Economist Keynes addressed to the semiofficial London Times two articles to which that august organ gave full space and a respectful editorial. His idea was that Britain should apply a forced loan scheme to all her income earners. As military production goes up in the Government-financed war cycle, production of consumer goods will go down, the cost-of-living will rise.
High war prices, caused by money being a lot more plentiful than goods, are already beginning to worry Great Britain. Economist Keynes’s plan had a particular appeal as a price-keeper-downer since it would lock up money that would otherwise be spent. To keep down the price of consumer goods, to temper the war inflation for those who do not enjoy its upward effect on wages and speculative profits, Mr. Keynes proposed a double levy on all incomes, one part to consist of tax, the other of low-interest (2½%) loan to the Government, to be deposited at the Post Office Savings Bank and redeemed only after hostilities cease (except for personal dire emergency). On small incomes, the tax levy would be low, the loan levy high. Example: on £500 of income, a total of £105 (21%) might be levied, £77½ to be loan credit, £27½-to be tax. On £20,000 income, the total levy might be £16,000 (80%), of which £13,000 would be tax, £3.000 loan credit.
Mr. Keynes added that British soldiers’ pay might be raised similarly, by “the reward of deferred consumption” instead of cash.
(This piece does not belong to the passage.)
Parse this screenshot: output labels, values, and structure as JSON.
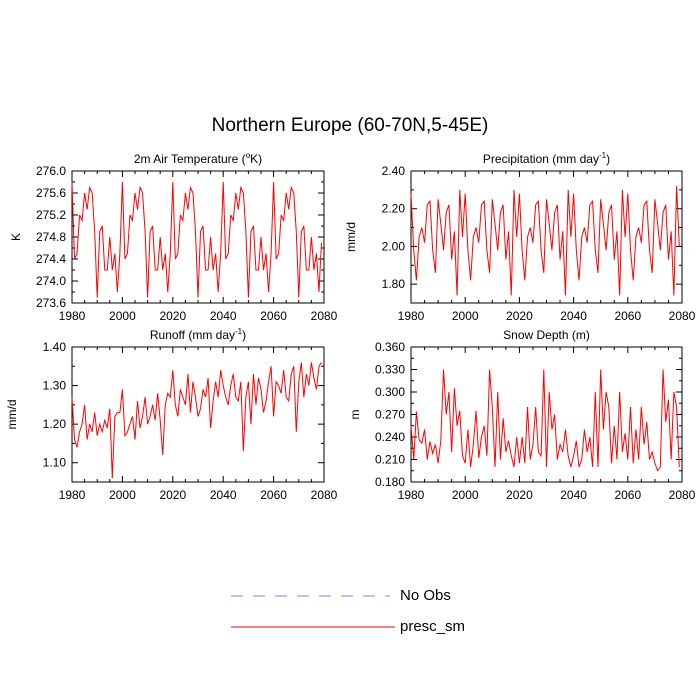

Instead of more pay now, Tommies would receive savings certificates (“bonus”) which, when war ends, would enable them to share in the increase of consumer goods which would then ensue, thus benefiting both themselves and the national economy.
London’s “City” viewed this Keynes Plan askance as “totalitarianism.” The Times feared it would decrease production of consumer goods at a time when unemployment is still high, but said the plan “deserves the most serious examination.” To Tommy in the trenches, it sounded fine.